12- 不可解な事故
※痛い描写が含まれます※
思考通信の深層回線が繋がる。テレサとリッカの応答も可能な状態となった。
フィギュアロイドがアイリーの傍らに立つリッカの方を見て微笑んだ。
紙媒体や表示装置を介さずに映像をやりとりする為にテレサとアイリーは室内をモデルとした仮想空間を共有構築する。空間に画像や動画を展開させるためだ。
展開された仮想空間の中でリッカは自分の姿も立体映像として構築している。その姿をテレサが認識したのだ。テレサの横に幾つかの画面が浮かび上がる。
『先ずこの動画を見て。2週間前に発生した死亡自損事故。

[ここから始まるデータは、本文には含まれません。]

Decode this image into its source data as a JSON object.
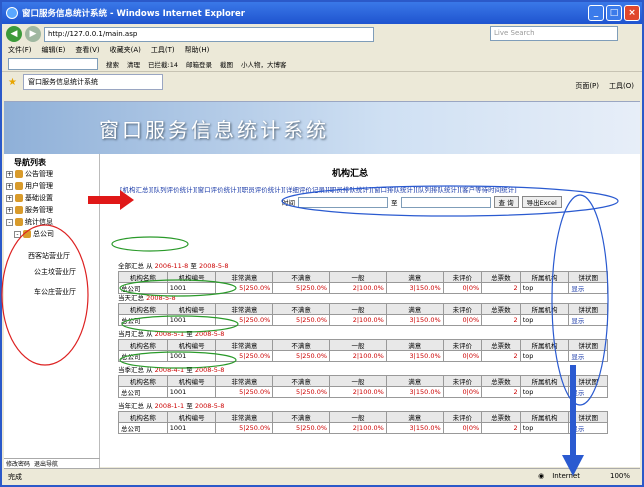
{
  "window": {
    "title": "窗口服务信息统计系统 - Windows Internet Explorer"
  },
  "address": {
    "url": "http://127.0.0.1/main.asp",
    "search_placeholder": "Live Search"
  },
  "menu": [
    "文件(F)",
    "编辑(E)",
    "查看(V)",
    "收藏夹(A)",
    "工具(T)",
    "帮助(H)"
  ],
  "toolbar": {
    "items": [
      "搜索",
      "清理",
      "已拦截:14",
      "邮箱登录",
      "截图",
      "小人物，大博客"
    ]
  },
  "tab": {
    "label": "窗口服务信息统计系统"
  },
  "tab_tools": [
    "页面(P)",
    "工具(O)"
  ],
  "banner": {
    "title": "窗口服务信息统计系统"
  },
  "sidebar": {
    "title": "导航列表",
    "items": [
      "公告管理",
      "用户管理",
      "基础设置",
      "服务管理",
      "统计信息",
      "总公司",
      "西客站营业厅",
      "公主坟营业厅",
      "车公庄营业厅"
    ],
    "bottom": [
      "修改密码",
      "退出导航"
    ]
  },
  "main": {
    "title": "机构汇总",
    "links": "[机构汇总][队列评价统计][窗口评价统计][职员评价统计][详细评价记录][职员排队统计][窗口排队统计][队列排队统计][客户等待时间统计]",
    "filter": {
      "time_label": "时间",
      "to_label": "至",
      "query_button": "查 询",
      "export_button": "导出Excel"
    },
    "headers": [
      "机构名称",
      "机构编号",
      "非常满意",
      "不满意",
      "一般",
      "满意",
      "未评价",
      "总票数",
      "所属机构",
      "饼状图"
    ],
    "row": [
      "总公司",
      "1001",
      "5|250.0%",
      "5|250.0%",
      "2|100.0%",
      "3|150.0%",
      "0|0%",
      "2",
      "top",
      "显示"
    ],
    "sections": [
      {
        "label": "全部汇总 从",
        "from": "2006-11-8",
        "to_word": "至",
        "to": "2008-5-8"
      },
      {
        "label": "当天汇总",
        "from": "2008-5-8",
        "to_word": "",
        "to": ""
      },
      {
        "label": "当月汇总 从",
        "from": "2008-5-1",
        "to_word": "至",
        "to": "2008-5-8"
      },
      {
        "label": "当季汇总 从",
        "from": "2008-4-1",
        "to_word": "至",
        "to": "2008-5-8"
      },
      {
        "label": "当年汇总 从",
        "from": "2008-1-1",
        "to_word": "至",
        "to": "2008-5-8"
      }
    ]
  },
  "status": {
    "left": "完成",
    "zone": "Internet",
    "zoom": "100%"
  }
}
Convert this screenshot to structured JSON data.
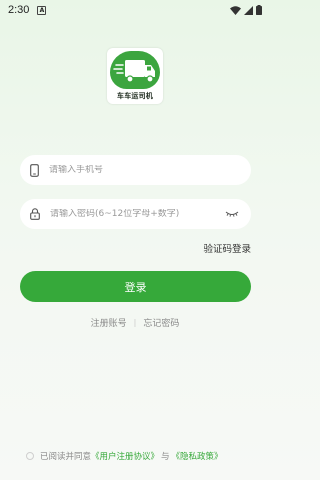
{
  "status_bar": {
    "time": "2:30",
    "notification_letter": "A"
  },
  "logo": {
    "text": "车车运司机"
  },
  "form": {
    "phone_placeholder": "请输入手机号",
    "password_placeholder": "请输入密码(6~12位字母+数字)"
  },
  "sms_login_label": "验证码登录",
  "login_button_label": "登录",
  "links": {
    "register": "注册账号",
    "forgot": "忘记密码"
  },
  "agreement": {
    "prefix": "已阅读并同意",
    "user_agreement": "《用户注册协议》",
    "and": "与",
    "privacy_policy": "《隐私政策》"
  },
  "colors": {
    "primary": "#36a93a",
    "background_top": "#e9f6e7"
  }
}
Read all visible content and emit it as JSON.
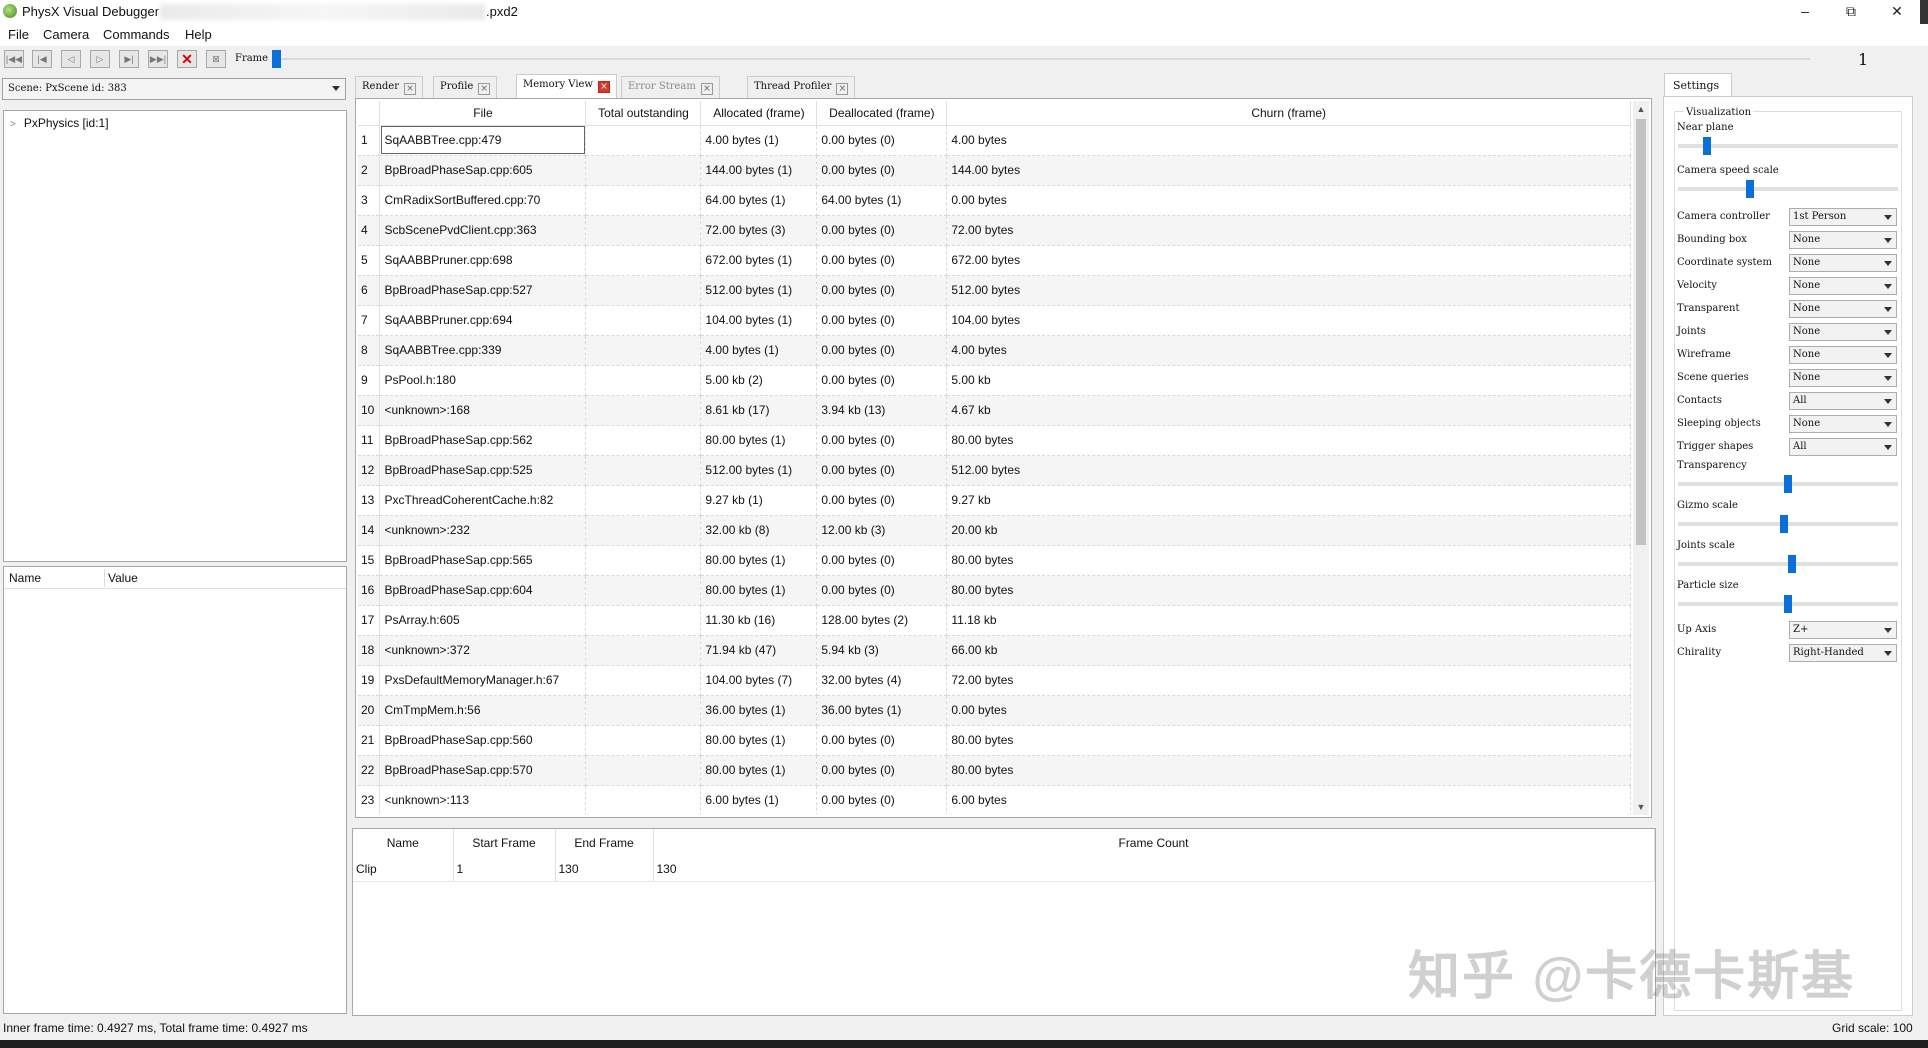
{
  "window": {
    "title": "PhysX Visual Debugger",
    "title_suffix": ".pxd2",
    "controls": {
      "minimize": "–",
      "maximize": "⧉",
      "close": "✕"
    }
  },
  "menu": [
    "File",
    "Camera",
    "Commands",
    "Help"
  ],
  "toolbar": {
    "frame_label": "Frame",
    "frame_value": "1",
    "frame_position_fraction": 0.0,
    "buttons": [
      "first-frame-icon",
      "step-back-icon",
      "play-back-icon",
      "play-icon",
      "step-forward-icon",
      "last-frame-icon",
      "stop-icon",
      "disconnect-icon"
    ]
  },
  "scene_selector": {
    "value": "Scene: PxScene id: 383"
  },
  "tree": {
    "items": [
      {
        "label": "PxPhysics [id:1]"
      }
    ]
  },
  "properties": {
    "columns": [
      "Name",
      "Value"
    ]
  },
  "tabs": [
    {
      "label": "Render",
      "state": "normal"
    },
    {
      "label": "Profile",
      "state": "normal"
    },
    {
      "label": "Memory View",
      "state": "active"
    },
    {
      "label": "Error Stream",
      "state": "disabled"
    },
    {
      "label": "Thread Profiler",
      "state": "normal"
    }
  ],
  "memory_table": {
    "columns": [
      "File",
      "Total outstanding",
      "Allocated (frame)",
      "Deallocated (frame)",
      "Churn (frame)"
    ],
    "rows": [
      [
        "1",
        "SqAABBTree.cpp:479",
        "",
        "4.00 bytes (1)",
        "0.00 bytes (0)",
        "4.00 bytes"
      ],
      [
        "2",
        "BpBroadPhaseSap.cpp:605",
        "",
        "144.00 bytes (1)",
        "0.00 bytes (0)",
        "144.00 bytes"
      ],
      [
        "3",
        "CmRadixSortBuffered.cpp:70",
        "",
        "64.00 bytes (1)",
        "64.00 bytes (1)",
        "0.00 bytes"
      ],
      [
        "4",
        "ScbScenePvdClient.cpp:363",
        "",
        "72.00 bytes (3)",
        "0.00 bytes (0)",
        "72.00 bytes"
      ],
      [
        "5",
        "SqAABBPruner.cpp:698",
        "",
        "672.00 bytes (1)",
        "0.00 bytes (0)",
        "672.00 bytes"
      ],
      [
        "6",
        "BpBroadPhaseSap.cpp:527",
        "",
        "512.00 bytes (1)",
        "0.00 bytes (0)",
        "512.00 bytes"
      ],
      [
        "7",
        "SqAABBPruner.cpp:694",
        "",
        "104.00 bytes (1)",
        "0.00 bytes (0)",
        "104.00 bytes"
      ],
      [
        "8",
        "SqAABBTree.cpp:339",
        "",
        "4.00 bytes (1)",
        "0.00 bytes (0)",
        "4.00 bytes"
      ],
      [
        "9",
        "PsPool.h:180",
        "",
        "5.00 kb (2)",
        "0.00 bytes (0)",
        "5.00 kb"
      ],
      [
        "10",
        "<unknown>:168",
        "",
        "8.61 kb (17)",
        "3.94 kb (13)",
        "4.67 kb"
      ],
      [
        "11",
        "BpBroadPhaseSap.cpp:562",
        "",
        "80.00 bytes (1)",
        "0.00 bytes (0)",
        "80.00 bytes"
      ],
      [
        "12",
        "BpBroadPhaseSap.cpp:525",
        "",
        "512.00 bytes (1)",
        "0.00 bytes (0)",
        "512.00 bytes"
      ],
      [
        "13",
        "PxcThreadCoherentCache.h:82",
        "",
        "9.27 kb (1)",
        "0.00 bytes (0)",
        "9.27 kb"
      ],
      [
        "14",
        "<unknown>:232",
        "",
        "32.00 kb (8)",
        "12.00 kb (3)",
        "20.00 kb"
      ],
      [
        "15",
        "BpBroadPhaseSap.cpp:565",
        "",
        "80.00 bytes (1)",
        "0.00 bytes (0)",
        "80.00 bytes"
      ],
      [
        "16",
        "BpBroadPhaseSap.cpp:604",
        "",
        "80.00 bytes (1)",
        "0.00 bytes (0)",
        "80.00 bytes"
      ],
      [
        "17",
        "PsArray.h:605",
        "",
        "11.30 kb (16)",
        "128.00 bytes (2)",
        "11.18 kb"
      ],
      [
        "18",
        "<unknown>:372",
        "",
        "71.94 kb (47)",
        "5.94 kb (3)",
        "66.00 kb"
      ],
      [
        "19",
        "PxsDefaultMemoryManager.h:67",
        "",
        "104.00 bytes (7)",
        "32.00 bytes (4)",
        "72.00 bytes"
      ],
      [
        "20",
        "CmTmpMem.h:56",
        "",
        "36.00 bytes (1)",
        "36.00 bytes (1)",
        "0.00 bytes"
      ],
      [
        "21",
        "BpBroadPhaseSap.cpp:560",
        "",
        "80.00 bytes (1)",
        "0.00 bytes (0)",
        "80.00 bytes"
      ],
      [
        "22",
        "BpBroadPhaseSap.cpp:570",
        "",
        "80.00 bytes (1)",
        "0.00 bytes (0)",
        "80.00 bytes"
      ],
      [
        "23",
        "<unknown>:113",
        "",
        "6.00 bytes (1)",
        "0.00 bytes (0)",
        "6.00 bytes"
      ]
    ]
  },
  "clips_table": {
    "columns": [
      "Name",
      "Start Frame",
      "End Frame",
      "Frame Count"
    ],
    "rows": [
      [
        "Clip",
        "1",
        "130",
        "130"
      ]
    ]
  },
  "settings": {
    "tab_label": "Settings",
    "group_title": "Visualization",
    "sliders": [
      {
        "label": "Near plane",
        "value_fraction": 0.12
      },
      {
        "label": "Camera speed scale",
        "value_fraction": 0.32
      },
      {
        "label": "Transparency",
        "value_fraction": 0.5
      },
      {
        "label": "Gizmo scale",
        "value_fraction": 0.48
      },
      {
        "label": "Joints scale",
        "value_fraction": 0.52
      },
      {
        "label": "Particle size",
        "value_fraction": 0.5
      }
    ],
    "dropdowns_a": [
      {
        "label": "Camera controller",
        "value": "1st Person"
      },
      {
        "label": "Bounding box",
        "value": "None"
      },
      {
        "label": "Coordinate system",
        "value": "None"
      },
      {
        "label": "Velocity",
        "value": "None"
      },
      {
        "label": "Transparent",
        "value": "None"
      },
      {
        "label": "Joints",
        "value": "None"
      },
      {
        "label": "Wireframe",
        "value": "None"
      },
      {
        "label": "Scene queries",
        "value": "None"
      },
      {
        "label": "Contacts",
        "value": "All"
      },
      {
        "label": "Sleeping objects",
        "value": "None"
      },
      {
        "label": "Trigger shapes",
        "value": "All"
      }
    ],
    "dropdowns_b": [
      {
        "label": "Up Axis",
        "value": "Z+"
      },
      {
        "label": "Chirality",
        "value": "Right-Handed"
      }
    ]
  },
  "status": {
    "left": "Inner frame time: 0.4927 ms, Total frame time: 0.4927 ms",
    "right": "Grid scale: 100"
  },
  "watermark": "知乎 @卡德卡斯基"
}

目撃映像が報道されて世間の注目を浴びている事故よ』
『……自損事故が注目を?』
不審げなアイリーの問いにテレサが注釈を加えた。
『存在しないモノに衝突した原因不明の交通事故…… 運転者が交通事故では起こり得ない傷を負った怪奇現象事件…… 呪いが発動した殺人事件…… と続報が出るたびに印象を変えながら注目され続けているケースよ。この事故、あるいは事件のことを知っていた?』
アイリーは正直に首を横に振った。自損事故を印象込みで報道する様な番組、事実よりも視聴率を重視するようなインフォテイメントと呼ばれる番組を視聴する習慣のないアイリーだった。
テレサが動画の再生を始めた。アイリーが動画を注視する。
晴れた日の郊外の自動車専用道路。片側3車線、路面は瑕疵もなく舗装されて丘陵に挟まれた中を平坦な直線が続いている。
一台の車が見えてきた。二つの車線を跨いで走行している。回転灯が周囲に注意喚起の光を振りまいている。
1車線では収まりきらない大きさの工事車両。小型のビルかと一瞬見間違う大きさだ。全長10メートルを越える車体を16輪のタイヤが支えている。
大規模整地などに用いられる自律型工事車両だ。すれ違う偶然を得た目撃者、つまり映像の投稿者が興奮の声をあげた。
巨大な工事車両は反対方向へと走り去り投稿者もまた視線を前方に戻す。10秒ほどの間隔を置いて対向車線にもう一台、普及型の乗用車が現れた。投稿者はその対向車に一定の注意を払っていた。
互いにすれ違うまであと数秒という距離で対向車の前部が突然低く沈んだ。そのままボンネット前部が地面に当たり車体が垂直に立ち上がる。
車両はそのまま転覆し天井部分と路面の間から摩擦の火花をあげながら滑走を始めて不幸にも陸橋の橋脚部分に激突した。
障害物はもちろん、何の凹凸もない平坦な路面で起きた事故だ。 そしてほんの10秒前に通過した工事車両は全くの無傷で通過した場所で起きた事故だ。
映像はここで終わっている。
『貴方の意見を聞く前に人的被害状況も伝えるわね』
テレサが抑揚のない声で告げた。アイリーの表情に変化はない。
『助手席に搭乗していた乗員は打撲を負いながらも軽傷。乗用車の持つ安全基準を考えれば当然ね。でも運転者は死亡しているわ』
アイリーの表情はまだ動かない。テレサの説明は続く。
『直接の死因は脳挫滅。他に右腕が切断されていた……。 胸部も肺と心臓にも致命的な裂傷を負っていた。顔面の下半分も切断されていた……。 凶器は不明よ。現場からは発見されていない』
『…… 交通事故で身体の切断があった場合、多くはサイドウィンドが凶器となっています。その可能性は?』
『ないわ。サイドウィンドウは全開状態となっていた』
車内のどんな設備にぶつかったとしてもこんな傷は起こり得ない。
リッカがアイリーの横顔を見つめた。アイリーはその視線に気づきながら応える気配も見せなかった。